Dans le cas de Séraphine, c'est tant mieux, parce que c'est un film remarquable. D'abord, l'histoire vraie jusqu'ici trop condifentielle de cette miséreuse devenant peintre reconnue méritait d'être sublimée à l'écran. Martin Provost s'en charge avec une grande sobriété, teintée de pudeur bienveillante et d'humour. Séraphine est un personnage fragile, une femme de ménage énigmatique, qui fait des calins aux arbres et parle aux oiseaux. Elle reçoit un jour l'ordre célèste de peindre, et s'exécute, frénétiquement, avec les moyens du bord. Les anges guident son pinceau, dit-elle. Un critique d'art allemand repère son travail avant-gardiste, et lui fait promettre de perséverer, avant d'être happé par la Première guerre mondiale.
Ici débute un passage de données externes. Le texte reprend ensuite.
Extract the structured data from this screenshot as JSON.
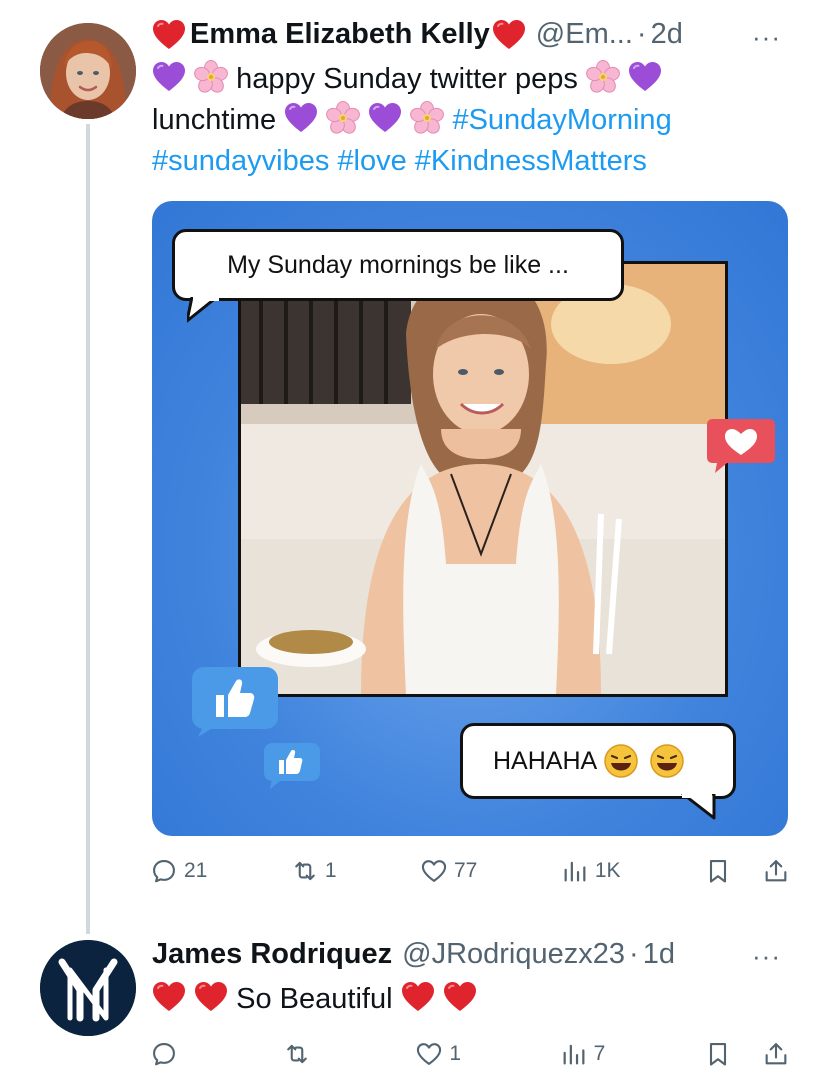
{
  "tweet1": {
    "name": "Emma Elizabeth Kelly",
    "handle": "@Em...",
    "sep": "·",
    "time": "2d",
    "more": "···",
    "text_line1": "happy Sunday twitter peps",
    "text_line2_word": "lunchtime",
    "hashtags_line2": [
      "#SundayMorning"
    ],
    "hashtags_line3": [
      "#sundayvibes",
      "#love",
      "#KindnessMatters"
    ],
    "media": {
      "bubble_top": "My Sunday mornings be like ...",
      "bubble_bottom": "HAHAHA"
    },
    "actions": {
      "replies": "21",
      "retweets": "1",
      "likes": "77",
      "views": "1K"
    }
  },
  "tweet2": {
    "name": "James Rodriquez",
    "handle": "@JRodriquezx23",
    "sep": "·",
    "time": "1d",
    "more": "···",
    "text": "So Beautiful",
    "actions": {
      "replies": "",
      "retweets": "",
      "likes": "1",
      "views": "7"
    }
  },
  "colors": {
    "link": "#1d9bf0",
    "muted": "#536471",
    "media_blue": "#3f83dd",
    "heart_red": "#e0242e",
    "purple_heart": "#9b4dd8"
  },
  "icons": [
    "red-heart-emoji",
    "purple-heart-emoji",
    "cherry-blossom-emoji",
    "reply-icon",
    "retweet-icon",
    "like-icon",
    "views-icon",
    "bookmark-icon",
    "share-icon",
    "more-icon",
    "yankees-logo"
  ]
}
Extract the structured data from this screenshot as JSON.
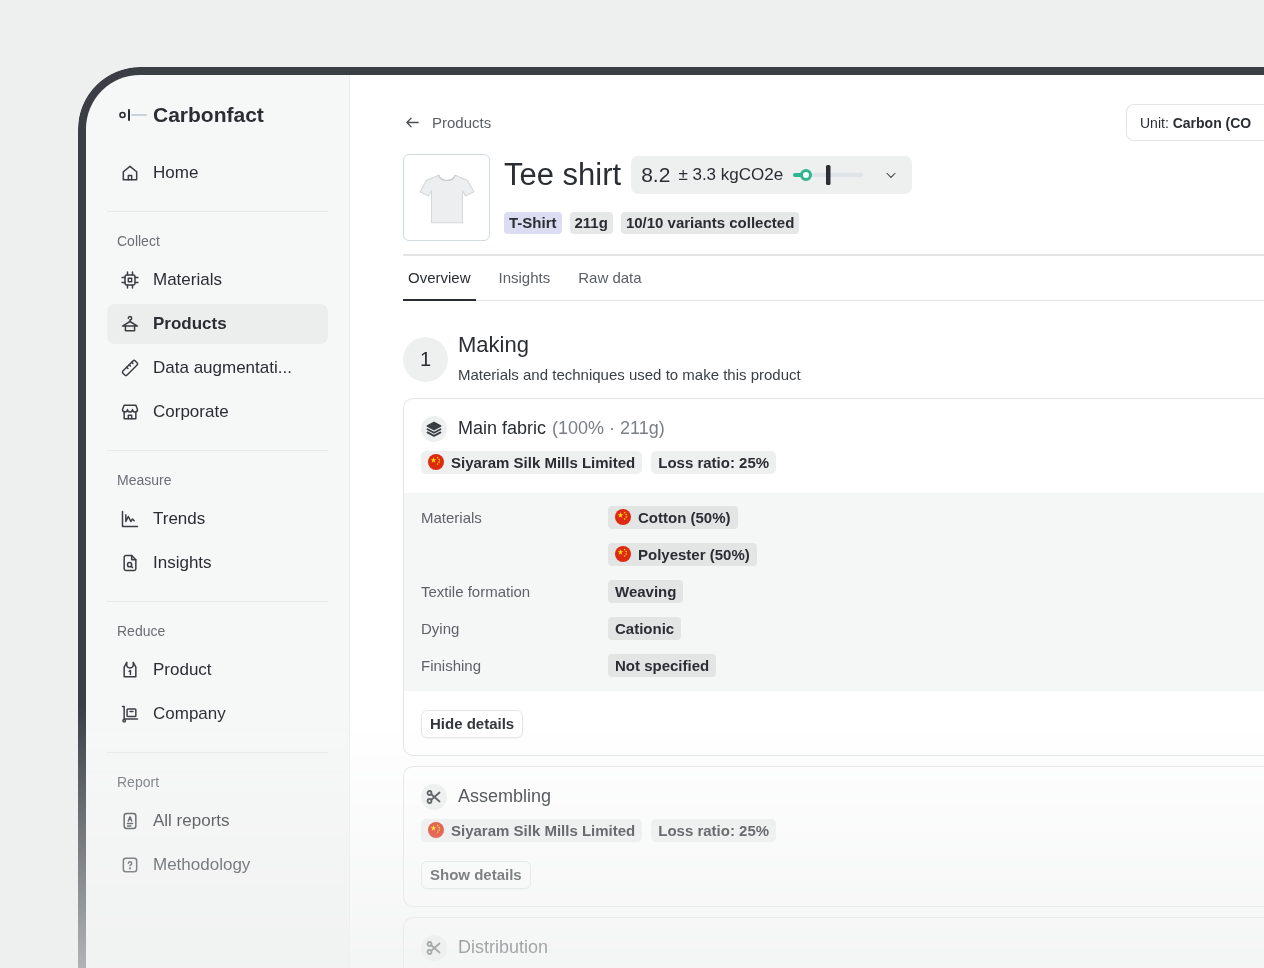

Séraphine est clairement dérangée, mais le malaise ne s'installe jamais, on est absorbé par l'interprétation rayonnante et poétique de Yolande Moreau. Ses mimiques sont impayables, comme lorsqu'elle prélève un peu de cire sous les yeux d'une statue la Vierge pour faire ses mélanges. Gloussement dans la salle. Le schéma narratif est classique, mais l'histoire est trop belle pour qu'on se lasse.

Que va t-il arriver à la maison et ses objets après la mort d'Hélène ? C'est tout l'enjeu du film, ce qui peut sembler barbant, a priori. Les inventaires et conversations à propos de telle tasse ou tel dessin peuvent paraître lassants, mais se révèlent décisifs par la suite. Chacun défend ses intérêts. C'est finalement Héloïse, la gouvernante, qui offre le moment le plus savoureux du film. Elle demande à garder ce qu'elle pense être un modeste vase, en souvenir d'Hélène. Elle le trouve beau quand on met des fleurs dedans, c'est un peu une Séraphine elle aussi. Je ne dois pas tout dévoiler, mais cette scène est un bijou.
Deux films à voir, pleins de finesse et de nuance, qui forment un écho intéressant et qui confirment, surtout vu d'ici, que le cinéma français est un monde à part.